PCA in 3D for 3 major axes

I have an anatomical 3D image (B), which is an indexed image i, j, k:

B(1,1,1)=0 %for example. 

The file contains only 0 and 1 sec.

I can visualize it correctly with isosurface: isosurface(B);

I would like to cut off the volume at some coordinate in j (it differs for each volume).

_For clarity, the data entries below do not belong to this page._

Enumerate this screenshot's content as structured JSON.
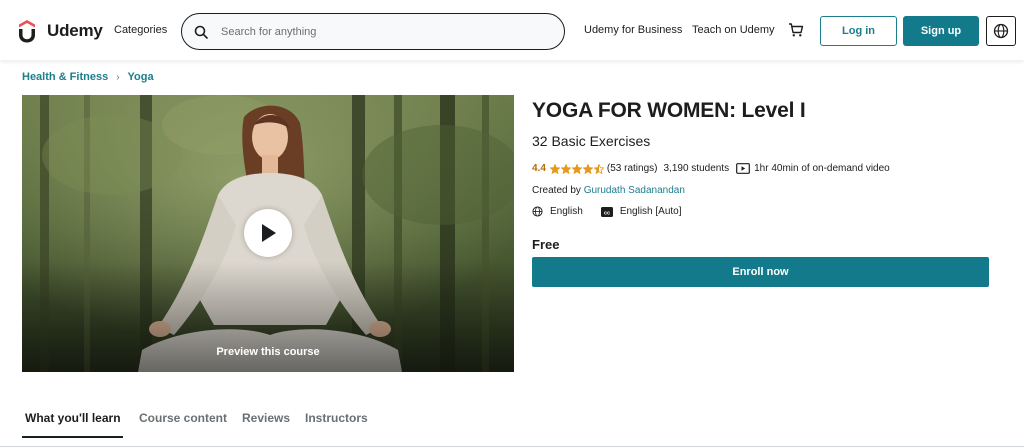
{
  "header": {
    "logo_text": "Udemy",
    "categories": "Categories",
    "search_placeholder": "Search for anything",
    "business": "Udemy for Business",
    "teach": "Teach on Udemy",
    "login": "Log in",
    "signup": "Sign up"
  },
  "breadcrumb": [
    "Health & Fitness",
    "Yoga"
  ],
  "preview": {
    "label": "Preview this course"
  },
  "course": {
    "title": "YOGA FOR WOMEN: Level I",
    "subtitle": "32 Basic Exercises",
    "rating": "4.4",
    "stars": 4.5,
    "rating_count": "(53 ratings)",
    "students": "3,190 students",
    "duration": "1hr 40min of on-demand video",
    "created_by_label": "Created by",
    "author": "Gurudath Sadanandan",
    "language": "English",
    "captions": "English [Auto]",
    "price": "Free",
    "enroll": "Enroll now"
  },
  "tabs": [
    "What you'll learn",
    "Course content",
    "Reviews",
    "Instructors"
  ],
  "colors": {
    "accent": "#127a8a",
    "link": "#1c7d8c",
    "star": "#e59819",
    "rating_text": "#b4690e",
    "logo": "#ec5252"
  },
  "icons": [
    "udemy-logo-icon",
    "search-icon",
    "cart-icon",
    "globe-icon",
    "play-icon",
    "star-icon",
    "video-icon",
    "cc-icon"
  ]
}
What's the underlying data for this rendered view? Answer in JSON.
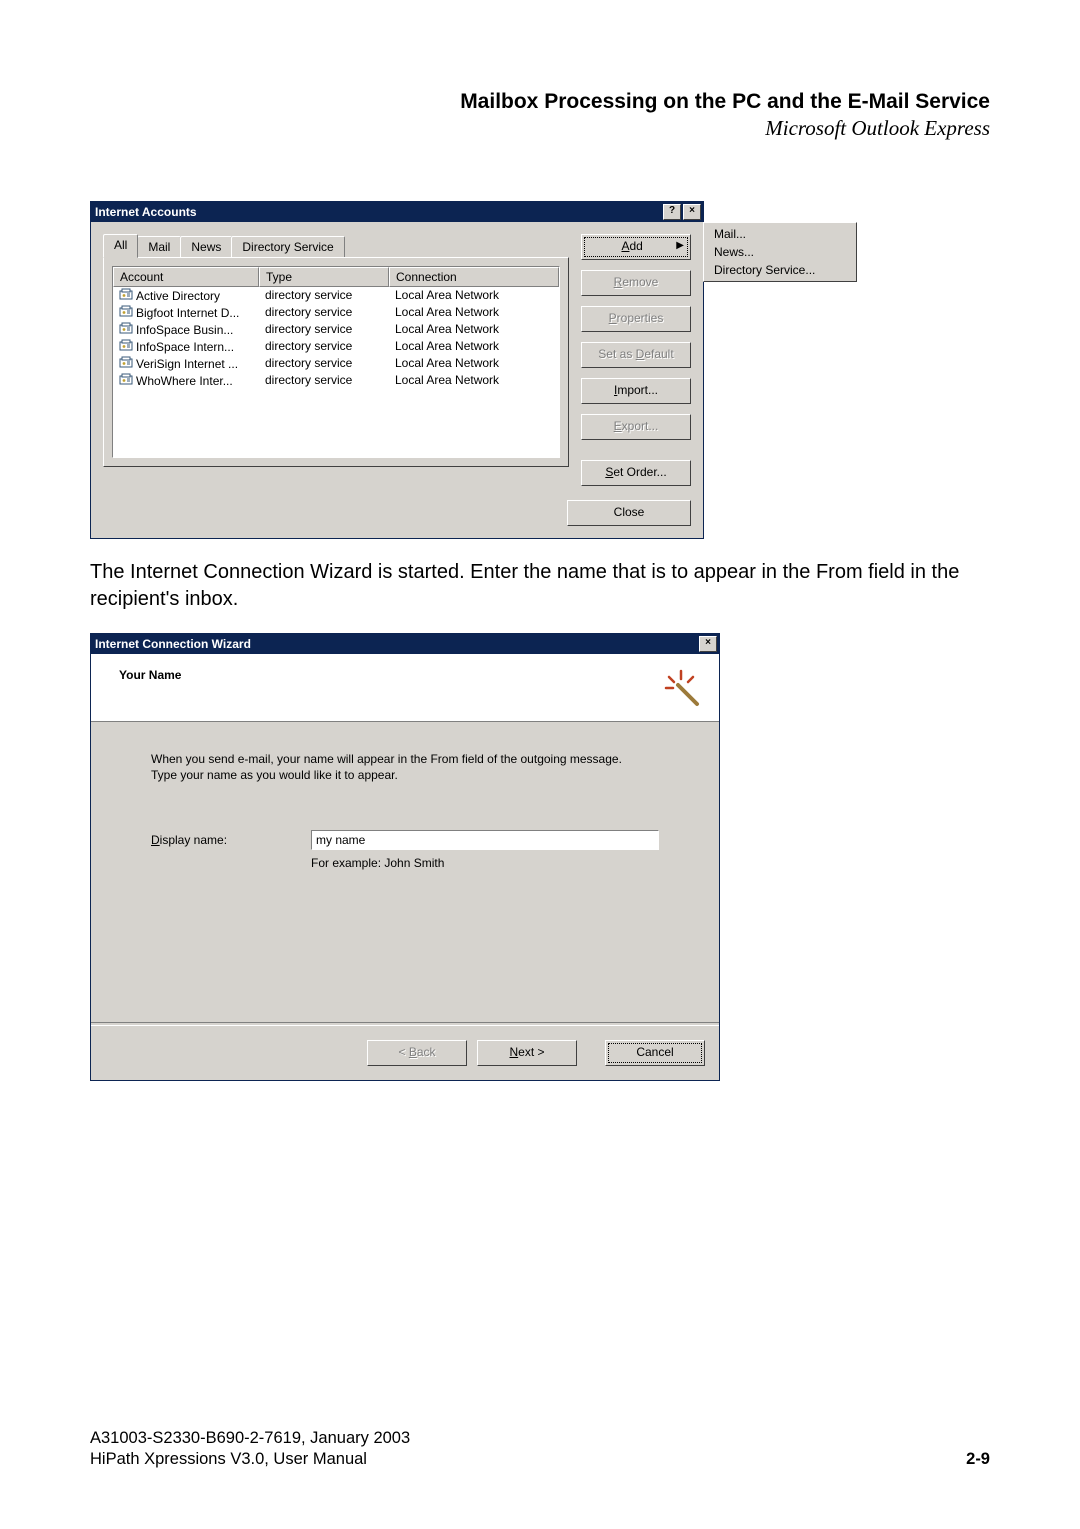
{
  "header": {
    "title": "Mailbox Processing on the PC and the E-Mail Service",
    "subtitle": "Microsoft Outlook Express"
  },
  "ia": {
    "window_title": "Internet Accounts",
    "tabs": [
      "All",
      "Mail",
      "News",
      "Directory Service"
    ],
    "columns": {
      "account": "Account",
      "type": "Type",
      "connection": "Connection"
    },
    "rows": [
      {
        "account": "Active Directory",
        "type": "directory service",
        "connection": "Local Area Network"
      },
      {
        "account": "Bigfoot Internet D...",
        "type": "directory service",
        "connection": "Local Area Network"
      },
      {
        "account": "InfoSpace Busin...",
        "type": "directory service",
        "connection": "Local Area Network"
      },
      {
        "account": "InfoSpace Intern...",
        "type": "directory service",
        "connection": "Local Area Network"
      },
      {
        "account": "VeriSign Internet ...",
        "type": "directory service",
        "connection": "Local Area Network"
      },
      {
        "account": "WhoWhere Inter...",
        "type": "directory service",
        "connection": "Local Area Network"
      }
    ],
    "buttons": {
      "add": "Add",
      "remove": "Remove",
      "properties": "Properties",
      "set_default": "Set as Default",
      "import": "Import...",
      "export": "Export...",
      "set_order": "Set Order...",
      "close": "Close"
    },
    "submenu": {
      "mail": "Mail...",
      "news": "News...",
      "dirsvc": "Directory Service..."
    }
  },
  "paragraph": "The Internet Connection Wizard is started. Enter the name that is to appear in the From field in the recipient's inbox.",
  "wiz": {
    "window_title": "Internet Connection Wizard",
    "heading": "Your Name",
    "desc1": "When you send e-mail, your name will appear in the From field of the outgoing message.",
    "desc2": "Type your name as you would like it to appear.",
    "display_label": "Display name:",
    "display_value": "my name",
    "example": "For example: John Smith",
    "back": "< Back",
    "next": "Next >",
    "cancel": "Cancel"
  },
  "footer": {
    "line1": "A31003-S2330-B690-2-7619, January 2003",
    "line2": "HiPath Xpressions V3.0, User Manual",
    "page": "2-9"
  }
}
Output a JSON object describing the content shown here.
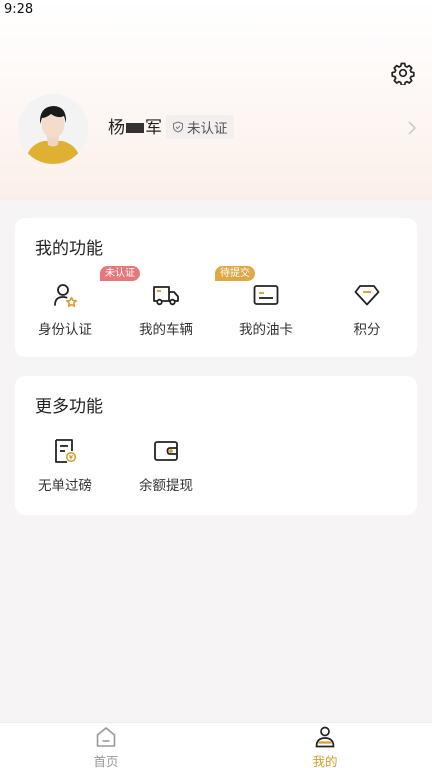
{
  "status_bar": {
    "time": "9:28"
  },
  "profile": {
    "name_first": "杨",
    "name_last": "军",
    "verify_status": "未认证"
  },
  "my_functions": {
    "title": "我的功能",
    "items": [
      {
        "label": "身份认证",
        "icon": "person-star-icon",
        "tag": "未认证",
        "tag_color": "#e5787b"
      },
      {
        "label": "我的车辆",
        "icon": "truck-icon",
        "tag": "待提交",
        "tag_color": "#dfa846"
      },
      {
        "label": "我的油卡",
        "icon": "card-icon"
      },
      {
        "label": "积分",
        "icon": "diamond-icon"
      }
    ]
  },
  "more_functions": {
    "title": "更多功能",
    "items": [
      {
        "label": "无单过磅",
        "icon": "receipt-icon"
      },
      {
        "label": "余额提现",
        "icon": "wallet-icon"
      }
    ]
  },
  "tabbar": {
    "tabs": [
      {
        "label": "首页",
        "icon": "home-icon",
        "active": false
      },
      {
        "label": "我的",
        "icon": "user-icon",
        "active": true
      }
    ],
    "active_color": "#d69b2e",
    "inactive_color": "#999999"
  }
}
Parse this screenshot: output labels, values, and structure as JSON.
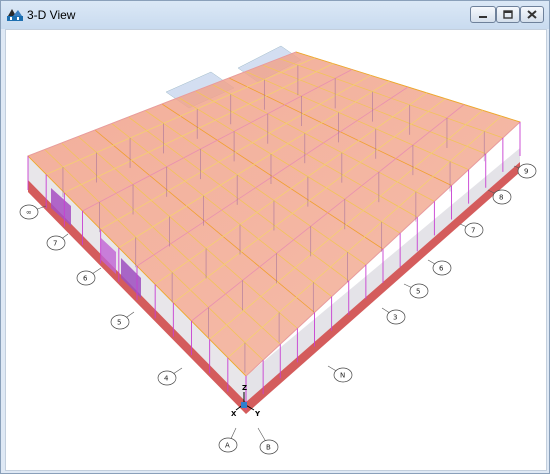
{
  "window": {
    "title": "3-D View",
    "icon": "structure-app-icon",
    "controls": {
      "minimize": "minimize-icon",
      "maximize": "maximize-icon",
      "close": "close-icon"
    }
  },
  "grid_bubbles": {
    "left_row": [
      "∞",
      "7",
      "6",
      "5",
      "4"
    ],
    "right_row": [
      "Ν",
      "3",
      "5",
      "6",
      "7",
      "8",
      "9"
    ],
    "front": [
      "A",
      "B"
    ]
  },
  "axes": {
    "z": "Z",
    "x": "X",
    "y": "Y"
  }
}
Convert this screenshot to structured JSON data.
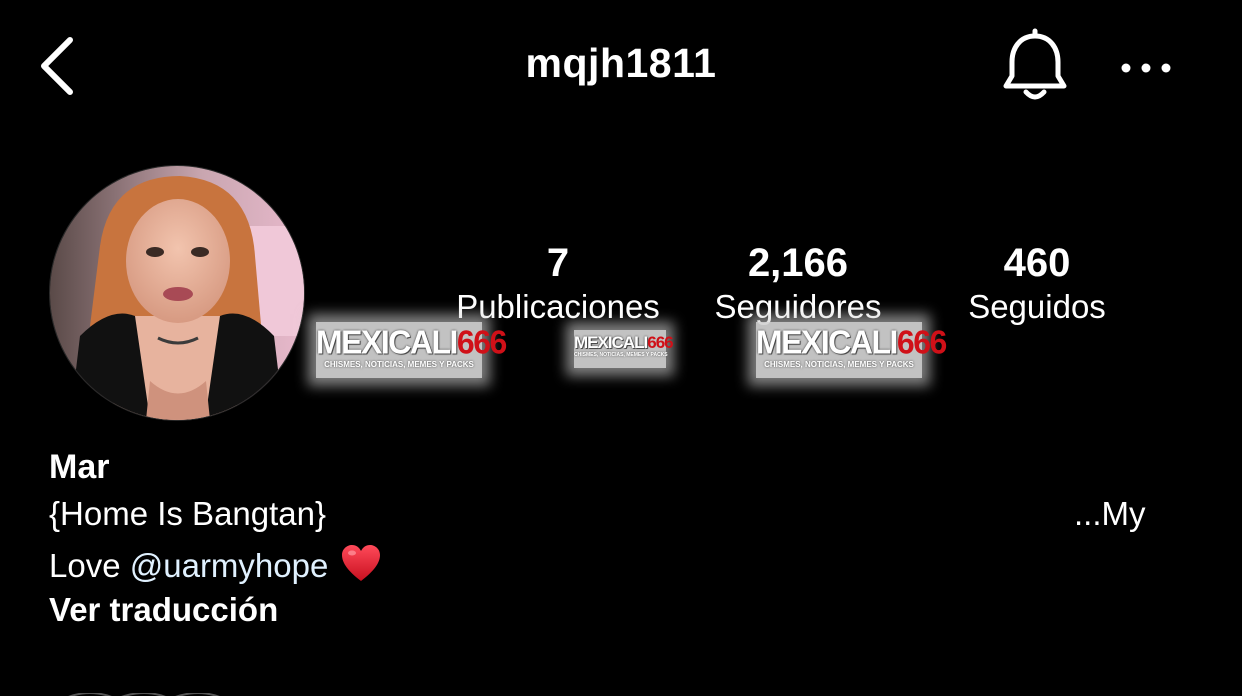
{
  "header": {
    "username": "mqjh1811",
    "back_icon": "chevron-left-icon",
    "notifications_icon": "bell-icon",
    "more_icon": "more-horizontal-icon"
  },
  "profile": {
    "avatar_icon": "avatar"
  },
  "stats": {
    "posts": {
      "value": "7",
      "label": "Publicaciones"
    },
    "followers": {
      "value": "2,166",
      "label": "Seguidores"
    },
    "following": {
      "value": "460",
      "label": "Seguidos"
    }
  },
  "watermark": {
    "brand_white": "MEXICALI",
    "brand_red": "666",
    "tagline": "CHISMES, NOTICIAS, MEMES Y PACKS"
  },
  "bio": {
    "name": "Mar",
    "line1": "{Home Is Bangtan}",
    "line1_right": "...My",
    "line2_prefix": "Love ",
    "mention": "@uarmyhope",
    "emoji_icon": "red-heart-icon",
    "translate_label": "Ver traducción"
  },
  "colors": {
    "background": "#000000",
    "text": "#ffffff",
    "mention": "#e0f1ff",
    "watermark_red": "#d01018",
    "heart": "#e0192d"
  }
}
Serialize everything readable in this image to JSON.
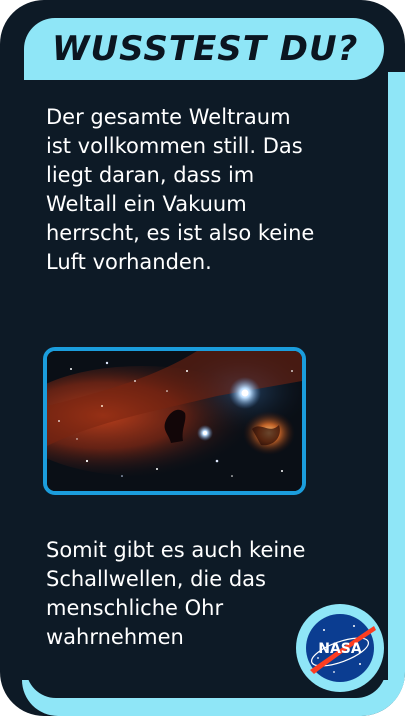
{
  "card": {
    "title": "WUSSTEST DU?",
    "paragraph_1": "Der gesamte Weltraum ist vollkommen still. Das liegt daran, dass im Weltall ein Vakuum herrscht, es ist also keine Luft vorhanden.",
    "paragraph_2": "Somit gibt es auch keine Schallwellen, die das menschliche Ohr wahrnehmen"
  },
  "image": {
    "subject": "nebula-photo"
  },
  "logo": {
    "text": "NASA"
  },
  "colors": {
    "background": "#0d1a26",
    "frame_cyan": "#8fe6f7",
    "photo_border": "#1b9ddc",
    "nasa_blue": "#0b3d91",
    "nasa_red": "#fc3d21"
  }
}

The problem is that the volume is tilted vertically, perhaps it is 45%, so the cut will not correspond to the anatomical volume.

I would like to get a new orthogonal coordinate system for the data, so my plane in the j coordinate will more accurately cut off the anatomical volume.

I was told to do this using the PCA, but I don't know how to do it, and reading the help pages did not help. Any direction would be welcome!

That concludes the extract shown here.